Depending on these ratios, different types of hepatic ERs have been described (Table 50-1).
Table 50-1
Flow-Limited Versus Capacity-Limited Elimination of Drugs by the Liver
Type of Hepatic Elimination | Extraction Ratio (ER) | Rate of Hepatic Drug Metabolism |
Flow-limited | High: At clinically relevant concentrations, most of the drug in the afferent hepatic blood is eliminated on first pass through the liver. | Rapid: Because drugs with a high ER are metabolized so rapidly, their hepatic clearances roughly equal their rates of transport to the liver (i.e., hepatic flow). |
Capacity-limited | Low: Hepatic elimination of these drugs is determined by their plasma concentration. | Slow: When the capacity of the liver to eliminate a drug is less than the dosing rate, a steady state is unachievable; plasma levels of drug will continue to rise unless the dosing rate is decreased.
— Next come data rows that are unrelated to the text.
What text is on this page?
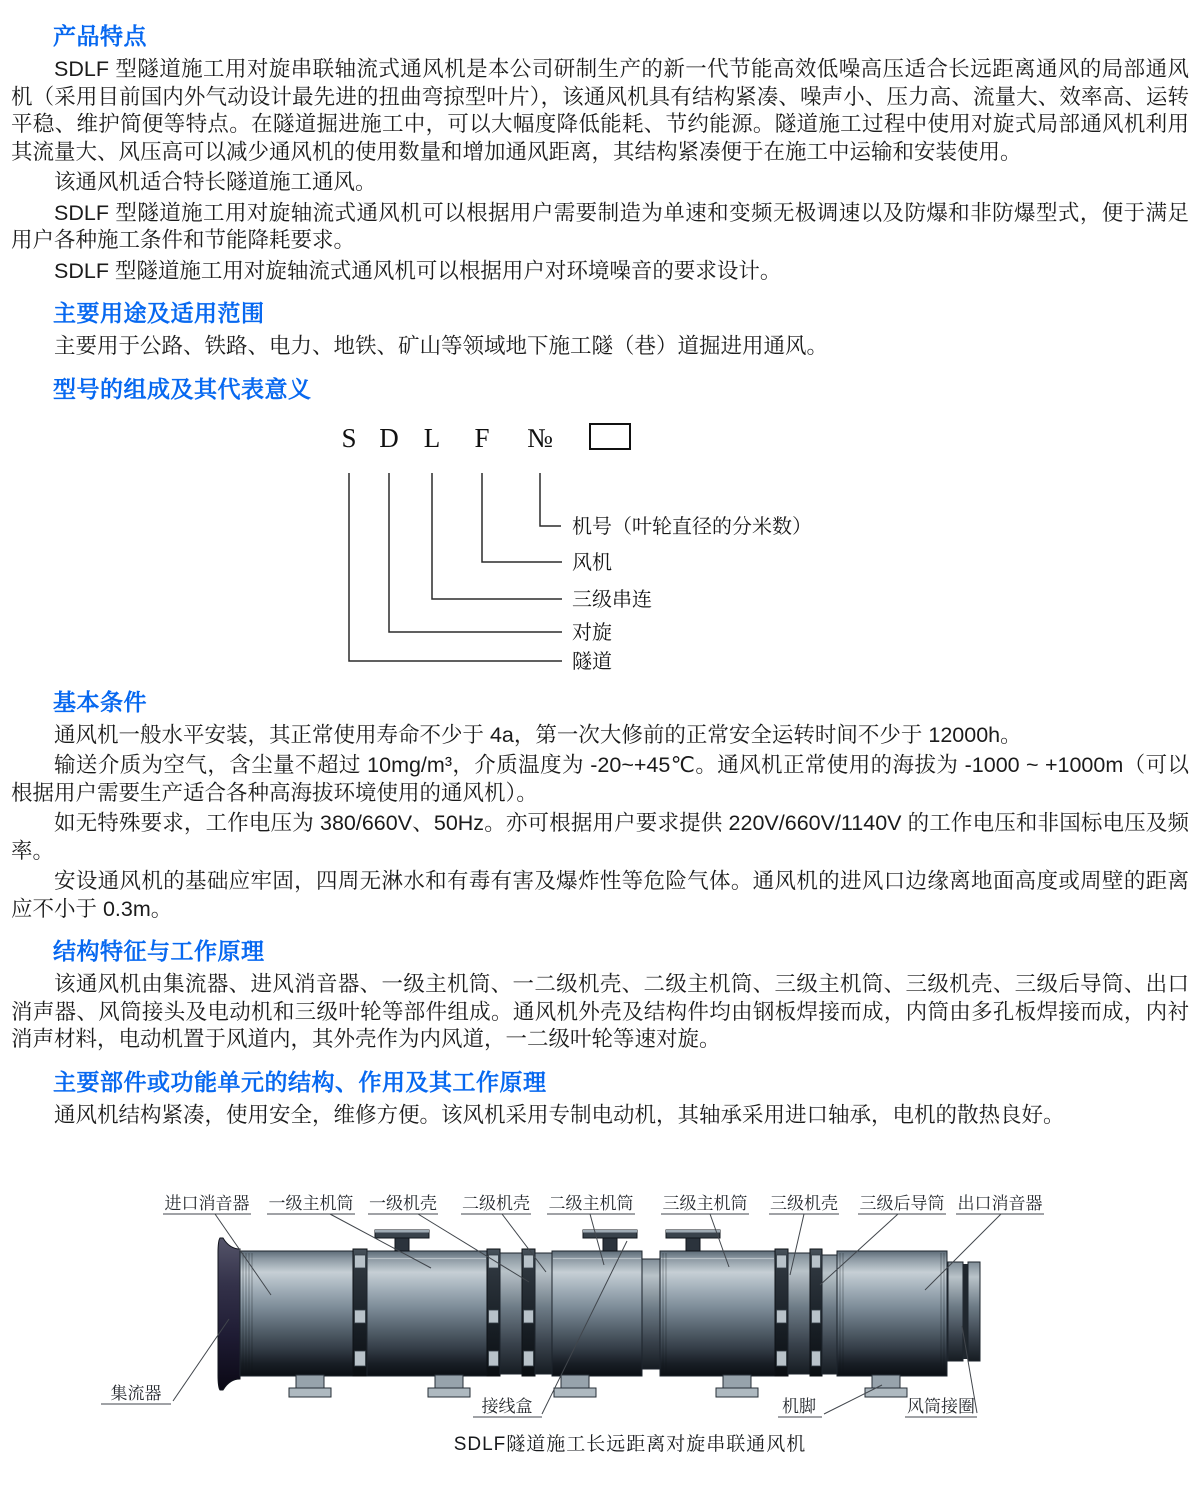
产品特点

SDLF 型隧道施工用对旋串联轴流式通风机是本公司研制生产的新一代节能高效低噪高压适合长远距离通风的局部通风机（采用目前国内外气动设计最先进的扭曲弯掠型叶片），该通风机具有结构紧凑、噪声小、压力高、流量大、效率高、运转平稳、维护简便等特点。在隧道掘进施工中，可以大幅度降低能耗、节约能源。隧道施工过程中使用对旋式局部通风机利用其流量大、风压高可以减少通风机的使用数量和增加通风距离，其结构紧凑便于在施工中运输和安装使用。

该通风机适合特长隧道施工通风。

SDLF 型隧道施工用对旋轴流式通风机可以根据用户需要制造为单速和变频无极调速以及防爆和非防爆型式，便于满足用户各种施工条件和节能降耗要求。

SDLF 型隧道施工用对旋轴流式通风机可以根据用户对环境噪音的要求设计。

主要用途及适用范围

主要用于公路、铁路、电力、地铁、矿山等领域地下施工隧（巷）道掘进用通风。

型号的组成及其代表意义
S D L F №
机号（叶轮直径的分米数）
风机
三级串连
对旋
隧道
基本条件

通风机一般水平安装，其正常使用寿命不少于 4a，第一次大修前的正常安全运转时间不少于 12000h。

输送介质为空气，含尘量不超过 10mg/m³，介质温度为 -20~+45℃。通风机正常使用的海拔为 -1000 ~ +1000m（可以根据用户需要生产适合各种高海拔环境使用的通风机）。

如无特殊要求，工作电压为 380/660V、50Hz。亦可根据用户要求提供 220V/660V/1140V 的工作电压和非国标电压及频率。

安设通风机的基础应牢固，四周无淋水和有毒有害及爆炸性等危险气体。通风机的进风口边缘离地面高度或周壁的距离应不小于 0.3m。

结构特征与工作原理

该通风机由集流器、进风消音器、一级主机筒、一二级机壳、二级主机筒、三级主机筒、三级机壳、三级后导筒、出口消声器、风筒接头及电动机和三级叶轮等部件组成。通风机外壳及结构件均由钢板焊接而成，内筒由多孔板焊接而成，内衬消声材料，电动机置于风道内，其外壳作为内风道，一二级叶轮等速对旋。

主要部件或功能单元的结构、作用及其工作原理

通风机结构紧凑，使用安全，维修方便。该风机采用专制电动机，其轴承采用进口轴承，电机的散热良好。

进口消音器 一级主机筒 一级机壳 二级机壳 二级主机筒 三级主机筒 三级机壳 三级后导筒 出口消音器
集流器
接线盒	机脚	风筒接圈
SDLF隧道施工长远距离对旋串联通风机
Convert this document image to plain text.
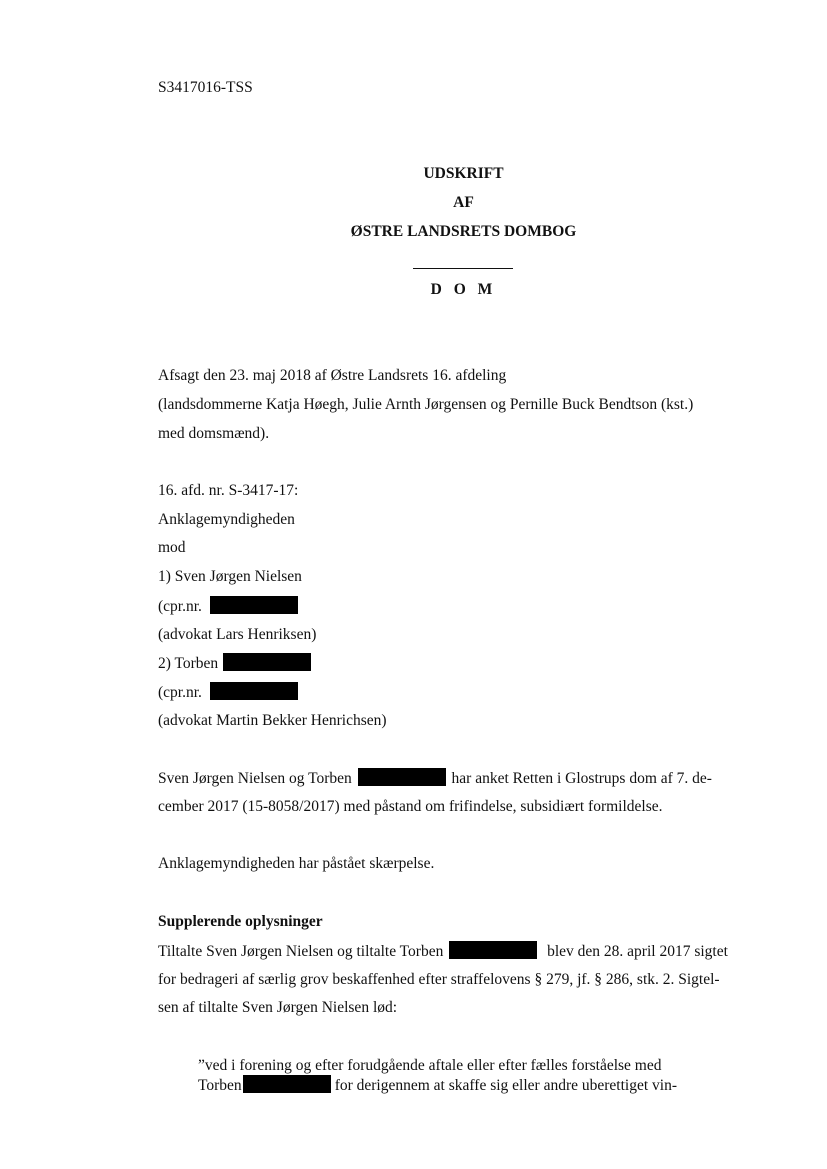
S3417016-TSS
UDSKRIFT
AF
ØSTRE LANDSRETS DOMBOG
D O M
Afsagt den 23. maj 2018 af Østre Landsrets 16. afdeling
(landsdommerne Katja Høegh, Julie Arnth Jørgensen og Pernille Buck Bendtson (kst.)
med domsmænd).
16. afd. nr. S-3417-17:
Anklagemyndigheden
mod
1) Sven Jørgen Nielsen
(cpr.nr.
(advokat Lars Henriksen)
2) Torben
(cpr.nr.
(advokat Martin Bekker Henrichsen)
Sven Jørgen Nielsen og Torben	har anket Retten i Glostrups dom af 7. de-
cember 2017 (15-8058/2017) med påstand om frifindelse, subsidiært formildelse.
Anklagemyndigheden har påstået skærpelse.
Supplerende oplysninger
Tiltalte Sven Jørgen Nielsen og tiltalte Torben	blev den 28. april 2017 sigtet
for bedrageri af særlig grov beskaffenhed efter straffelovens § 279, jf. § 286, stk. 2. Sigtel-
sen af tiltalte Sven Jørgen Nielsen lød:
”ved i forening og efter forudgående aftale eller efter fælles forståelse med
Torben	for derigennem at skaffe sig eller andre uberettiget vin-
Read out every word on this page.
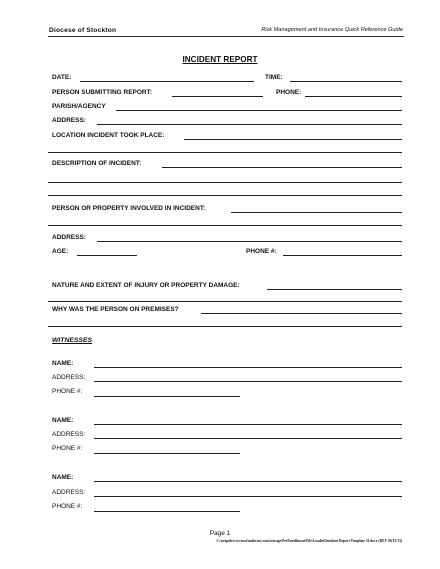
Diocese of Stockton	Risk Management and Insurance Quick Reference Guide
INCIDENT REPORT
DATE:	TIME:
PERSON SUBMITTING REPORT:	PHONE:
PARISH/AGENCY
ADDRESS:
LOCATION INCIDENT TOOK PLACE:
DESCRIPTION OF INCIDENT:
PERSON OR PROPERTY INVOLVED IN INCIDENT:
ADDRESS:
AGE:	PHONE #:
NATURE AND EXTENT OF INJURY OR PROPERTY DAMAGE:
WHY WAS THE PERSON ON PREMISES?
WITNESSES
NAME:
ADDRESS:
PHONE #:
NAME:
ADDRESS:
PHONE #:
NAME:
ADDRESS:
PHONE #:
Page 1
C:\netpub\wwwroot\unibrary.com\storage\PreEnrollment\File\Loaded\Incident Report Template 31.docx (REV 06/12/13)
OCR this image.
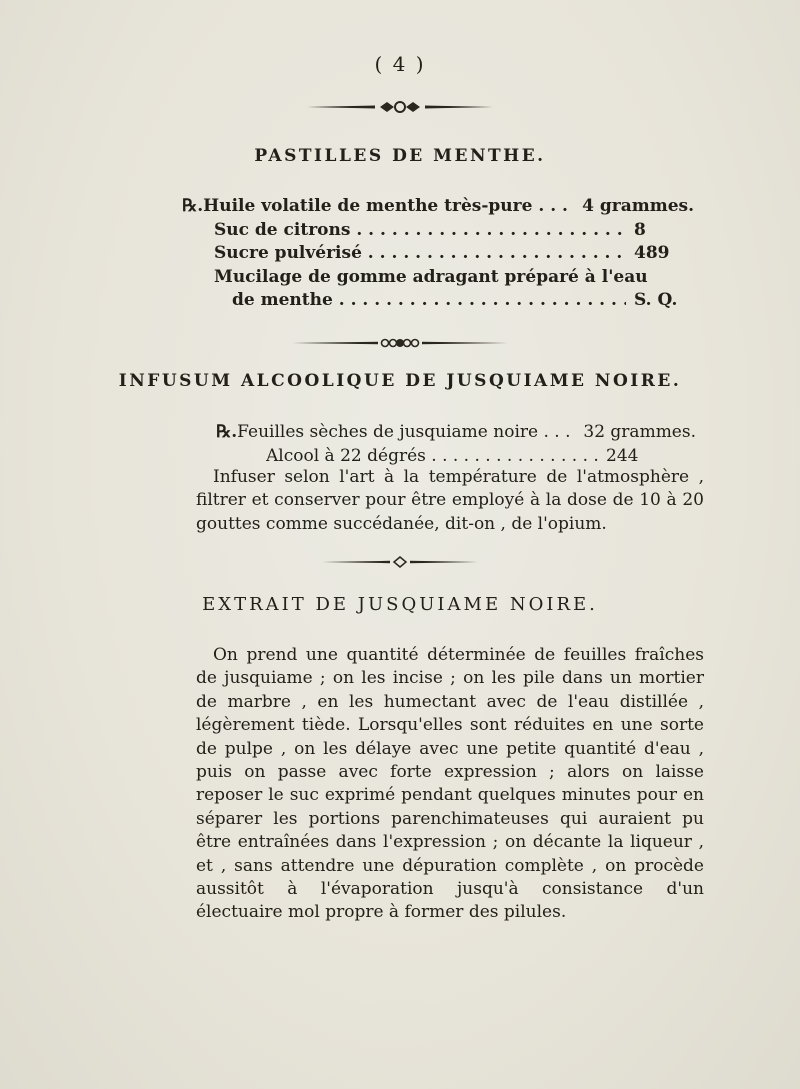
( 4 )
PASTILLES DE MENTHE.
℞. Huile volatile de menthe très-pure . . .	4 grammes.
Suc de citrons . . .	8
Sucre pulvérisé . . .	489
Mucilage de gomme adragant préparé à l'eau
de menthe . . .	S. Q.
INFUSUM ALCOOLIQUE DE JUSQUIAME NOIRE.
℞. Feuilles sèches de jusquiame noire . . .	32 grammes.
Alcool à 22 dégrés . . .	244

Infuser selon l'art à la température de l'atmosphère , filtrer et conserver pour être employé à la dose de 10 à 20 gouttes comme succédanée, dit-on , de l'opium.

EXTRAIT DE JUSQUIAME NOIRE.

On prend une quantité déterminée de feuilles fraîches de jusquiame ; on les incise ; on les pile dans un mortier de marbre , en les humectant avec de l'eau distillée , légèrement tiède. Lorsqu'elles sont réduites en une sorte de pulpe , on les délaye avec une petite quantité d'eau , puis on passe avec forte expression ; alors on laisse reposer le suc exprimé pendant quelques minutes pour en séparer les portions parenchimateuses qui auraient pu être entraînées dans l'expression ; on décante la liqueur , et , sans attendre une dépuration complète , on procède aussitôt à l'évaporation jusqu'à consistance d'un électuaire mol propre à former des pilules.
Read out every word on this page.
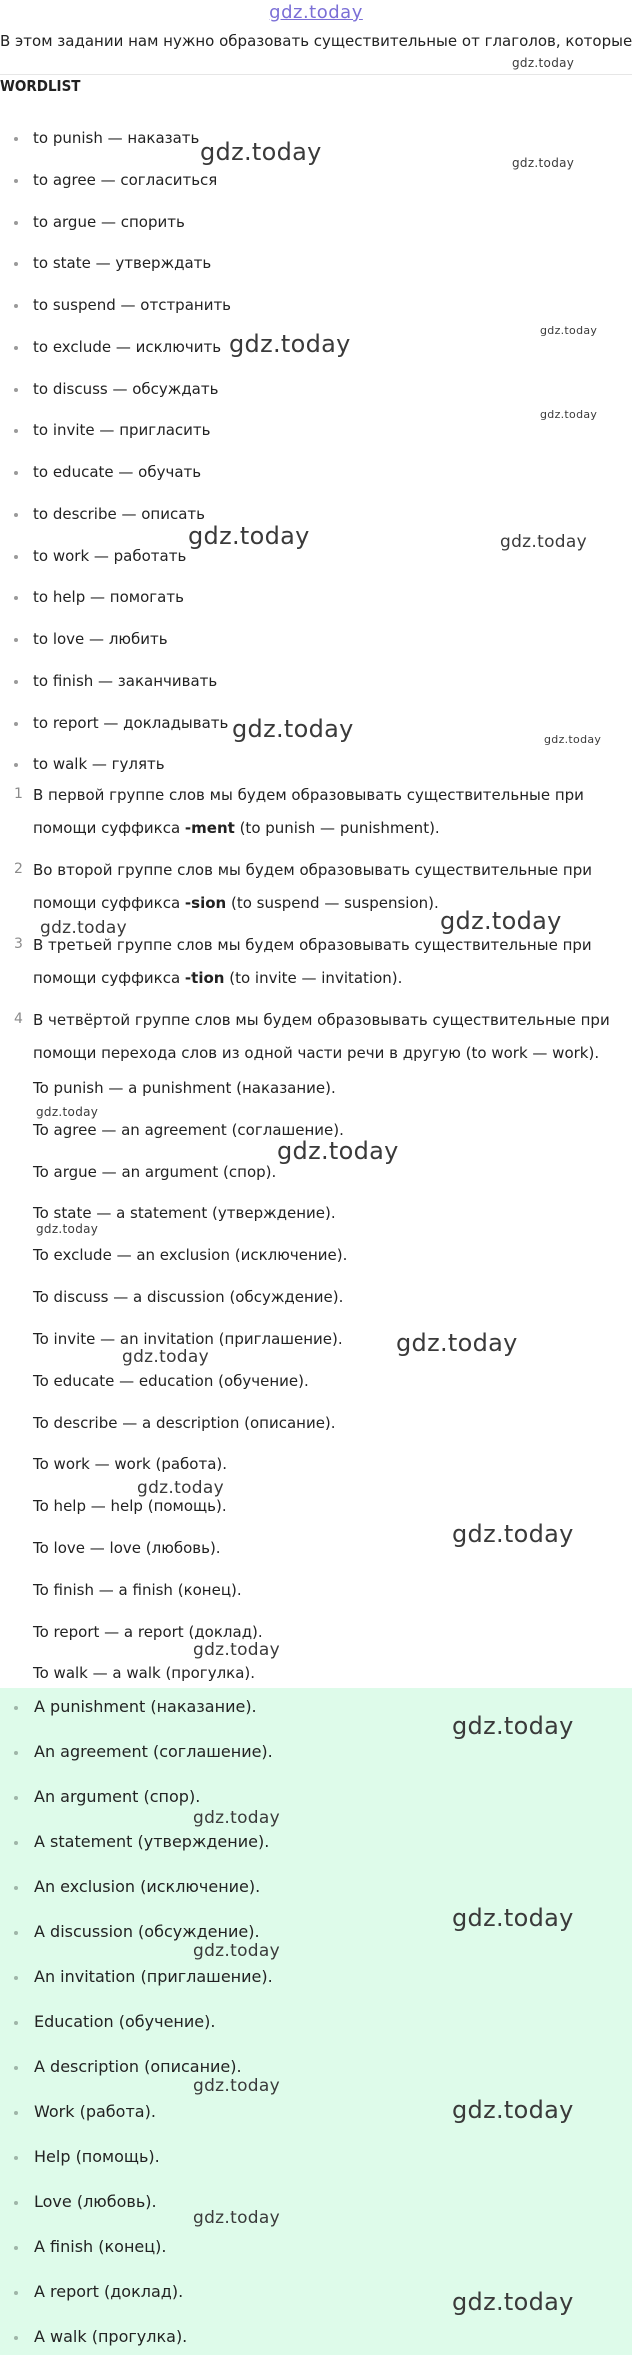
gdz.today
В этом задании нам нужно образовать существительные от глаголов, которые
WORDLIST
to punish — наказать
to agree — согласиться
to argue — спорить
to state — утверждать
to suspend — отстранить
to exclude — исключить
to discuss — обсуждать
to invite — пригласить
to educate — обучать
to describe — описать
to work — работать
to help — помогать
to love — любить
to finish — заканчивать
to report — докладывать
to walk — гулять
1 В первой группе слов мы будем образовывать существительные при
помощи суффикса -ment (to punish — punishment).
2 Во второй группе слов мы будем образовывать существительные при
помощи суффикса -sion (to suspend — suspension).
3 В третьей группе слов мы будем образовывать существительные при
помощи суффикса -tion (to invite — invitation).
4 В четвёртой группе слов мы будем образовывать существительные при
помощи перехода слов из одной части речи в другую (to work — work).
To punish — a punishment (наказание).
To agree — an agreement (соглашение).
To argue — an argument (спор).
To state — a statement (утверждение).
To exclude — an exclusion (исключение).
To discuss — a discussion (обсуждение).
To invite — an invitation (приглашение).
To educate — education (обучение).
To describe — a description (описание).
To work — work (работа).
To help — help (помощь).
To love — love (любовь).
To finish — a finish (конец).
To report — a report (доклад).
To walk — a walk (прогулка).
A punishment (наказание).
An agreement (соглашение).
An argument (спор).
A statement (утверждение).
An exclusion (исключение).
A discussion (обсуждение).
An invitation (приглашение).
Education (обучение).
A description (описание).
Work (работа).
Help (помощь).
Love (любовь).
A finish (конец).
A report (доклад).
A walk (прогулка).
gdz.today
gdz.today	gdz.today
gdz.today
gdz.today
gdz.today
gdz.today	gdz.today
gdz.today	gdz.today
gdz.today
gdz.today
gdz.today
gdz.today
gdz.today
gdz.today
gdz.today
gdz.today
gdz.today
gdz.today
gdz.today
gdz.today
gdz.today
gdz.today
gdz.today
gdz.today
gdz.today
gdz.today
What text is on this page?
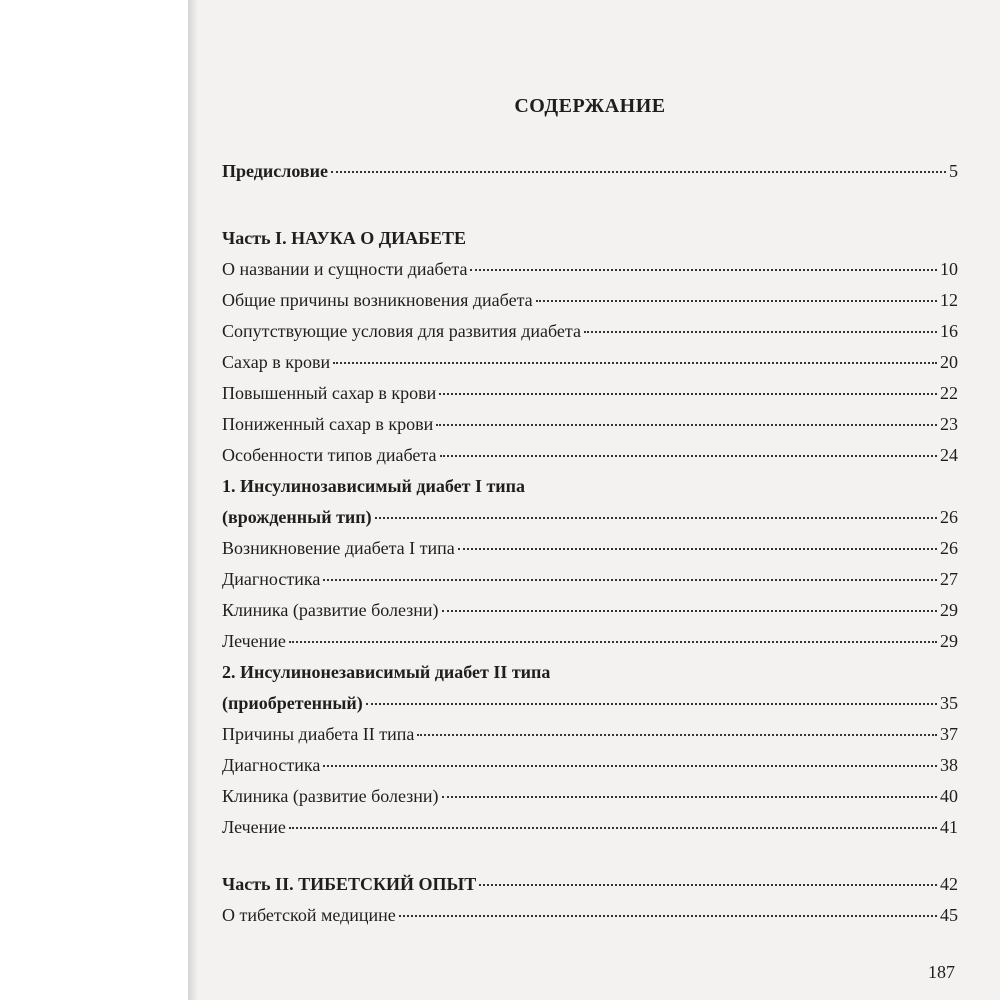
СОДЕРЖАНИЕ
Предисловие	5
Часть I. НАУКА О ДИАБЕТЕ
О названии и сущности диабета	10
Общие причины возникновения диабета	12
Сопутствующие условия для развития диабета	16
Сахар в крови	20
Повышенный сахар в крови	22
Пониженный сахар в крови	23
Особенности типов диабета	24
1. Инсулинозависимый диабет I типа
(врожденный тип)	26
Возникновение диабета I типа	26
Диагностика	27
Клиника (развитие болезни)	29
Лечение	29
2. Инсулинонезависимый диабет II типа
(приобретенный)	35
Причины диабета II типа	37
Диагностика	38
Клиника (развитие болезни)	40
Лечение	41
Часть II. ТИБЕТСКИЙ ОПЫТ	42
О тибетской медицине	45
187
Drug clearance has no real meaning in such settings. |
Hepatic metabolic reactions
Phase 1 reactions
Phase 1 reactions are oxidative, reductive, or hydrolytic reactions performed by more than 50 microsomal cytochrome P-450 enzymes (belonging to 17 distinct families, Figure 50-2) that are responsible for more than 90% of all hepatic drug biotransformation reactions. These processes act by inserting or unmasking polar OH, NH2, or SH chemical groups through hydroxylation, N-dealkylation or O-dealkylation, deamination, desulfuration, N– or S-oxidation, epoxidation, or dehalogenation. The resulting more hydrophilic metabolites are passively returned to blood, flow through the liver, and may serve as substrate for subsequent nonmicrosomal (phase 2) conjugation reactions. Phase 1 reactions are quite variable, exhibiting greater than fourfold differences in maximal metabolic rate, even among healthy people (due to genotype and drug or environmental exposure causing enzyme induction), and are further affected by nutrition status and hepatic disease, including a risk of oxidative stress related to the preferential centrilobular location of phase 1 reactions in zone 3, the area most vulnerable to the development of tissue hypoxia.